To raptem kilka lat! Pamiętasz siebie sprzed tych kilku lat? Jak zmieniła się Twoja praca od tego czasu? Niewiele? No to masz problem…
Fakt, że tej rewolucji poddają się najwięksi gracze wagi ciężkiej, najwięksi reklamodawcy na świecie, którzy do perfekcji opanowali „klasyczny” marketing pokazuje, że sprawa jest poważna. Oto niedawna wypowiedź Jean-Marc Huet, CFO w firmie Unilever, który zapowiada zwolnienie około 800 osób zajmujących się „tradycyjnym” marketingiem oraz przesunięcie pieniędzy do kanałów cyfrowych:
(…)
Chief Financial Officer Jean-Marc Huet said Unilever expects to find more than $470 million in marketing savings this year, (…) in part from reductions in „non-working media,” or what the company spends on such things as agency fees and commercial production. It also expects to save by shifting more spending to digital, which now accounts for 15% of ad spending for the world’s No. 2 spender. That’s up from 14% last year and 12% in 2011.
A Unilever spokeswoman in an e-mail declined to give details on precisely how, when or where the company will cut marketing jobs, but said it was safe to assume the 12% applies to a base of 7.000 global marketers referenced by Chief Marketing and Communications Officer Keith Weed in his presentation at the seminar.
„The marketing world has changed dramatically,” Mr. Weed said. „There’s an awful lot we can do to tailor our organization.”
(…)
Internet stawia na głowie absolutnie wszystko a wciąż wielu z nas, marketingowców udaje, że nic się nie stało. To nie jest tak, że ta rewolucja puka do Twoich drzwi a ty masz czas się zastanowić co z tym fantem zrobić. Ona już się przetoczyła przez naszą branżę i pole gry zmieniło się nieodwracalnie:
- 57% – w takim procencie kupujący podjął już decyzję zakupową zanim w ogóle skontaktuje się z dostawcą (wg. badania CEB)

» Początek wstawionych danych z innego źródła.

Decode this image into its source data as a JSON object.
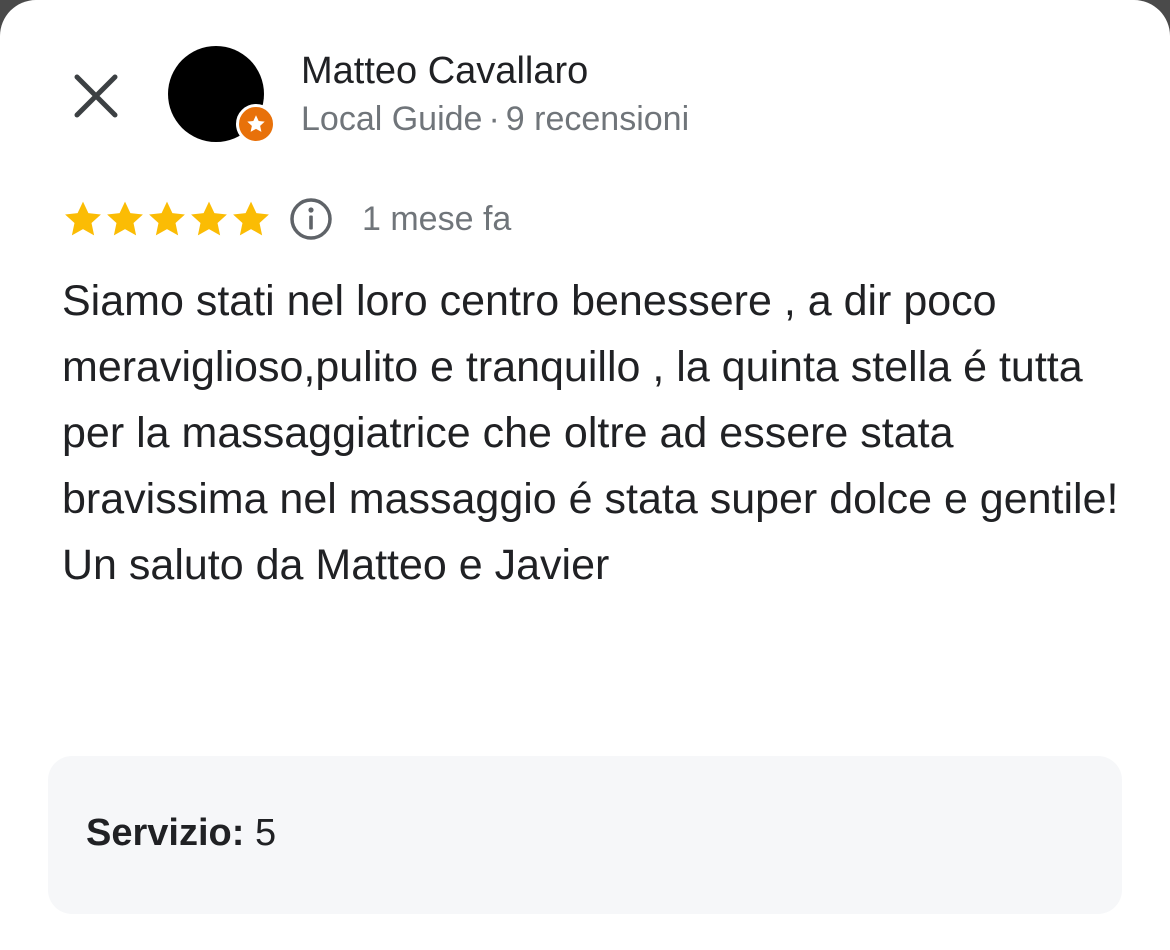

- 67% – w takim procencie kupujący czerpie informacje dot zakupu z kanału internetowego (wg. badania SiriusDecisions)
- 78% – tyle procent CMOs jest przekonanych, że content marketing to przyszłość marketingu (wg. badania Demand Metric)
Jeśli żyjesz w przeświadczeniu, że funkcjonujesz w jakieś niszy, w której Ciebie to nie dotyczy to obawiam się, że żyjesz złudzeniami. Mówimy o trwałej zmianie zachowań klientów. Nawet, jeśli w Twojej firmie nie widać tej rewolucji, to ona tam dotrze choćby dlatego, że zmusi ją do tego konkurencja.
Dlatego postawię sprawę jasno: Drogi marketrze B2B, jeśli nie z woli osiągnięcia lepszych rezultatów i zaspokojenia własnych ambicji to przynajmniej z obawy swoje własne cztery litery zacznij stosować w swojej praktyce „nowy marketing”.
Co rozumiem przez „nowy marketing”? Nie, nie chodzi mi „obecność” w internecie, prowadzenie bloga, czy „fanpejdza”. Mam na myśli bardzo konkretne schemat działania, który pozwoli Ci skutecznie wesprzeć sprzedaż, a mianowicie:
- Content marketing
- Generowanie leadów
- Narzędzia informatyczne (marketing automation), które umożliwią zwiększenie efektywności Twoich działań oraz wykazanie Marketing ROI.
W przeciwnym razie, jakiś dyrektor finansowy dojdzie do wniosku, tak jak CFO w Unilever, że jesteś przeszkodą, która uniemożliwia przystosowanie organizacji do nowych warunków działania.
Pamiętaj: dziś jest pierwszy dzień reszty Twojego życia!
* * *
Uzupełnienie (27 marca):
I jeszcze jedna wypowiedź zarządu Unilevera, tym razem głos samego szefa marketingu Marc Mathieu, global SVP of marketing, który dość dobitnie wypowiada się na temat trwałej zmiany w marketingu, której jesteśmy wszyscy świadkami:
„We need to stop thinking about digital marketing and start thinking about marketing in a digital world,” Mathieu told the Global Marketer Conference. „Think about connection first and build content around that.”
Mathieu advised marketers under the age of 25 to, instead of spending two weeks with an advertising agency, go and spend two months with hackers because „everything is going to be digital” from here on in.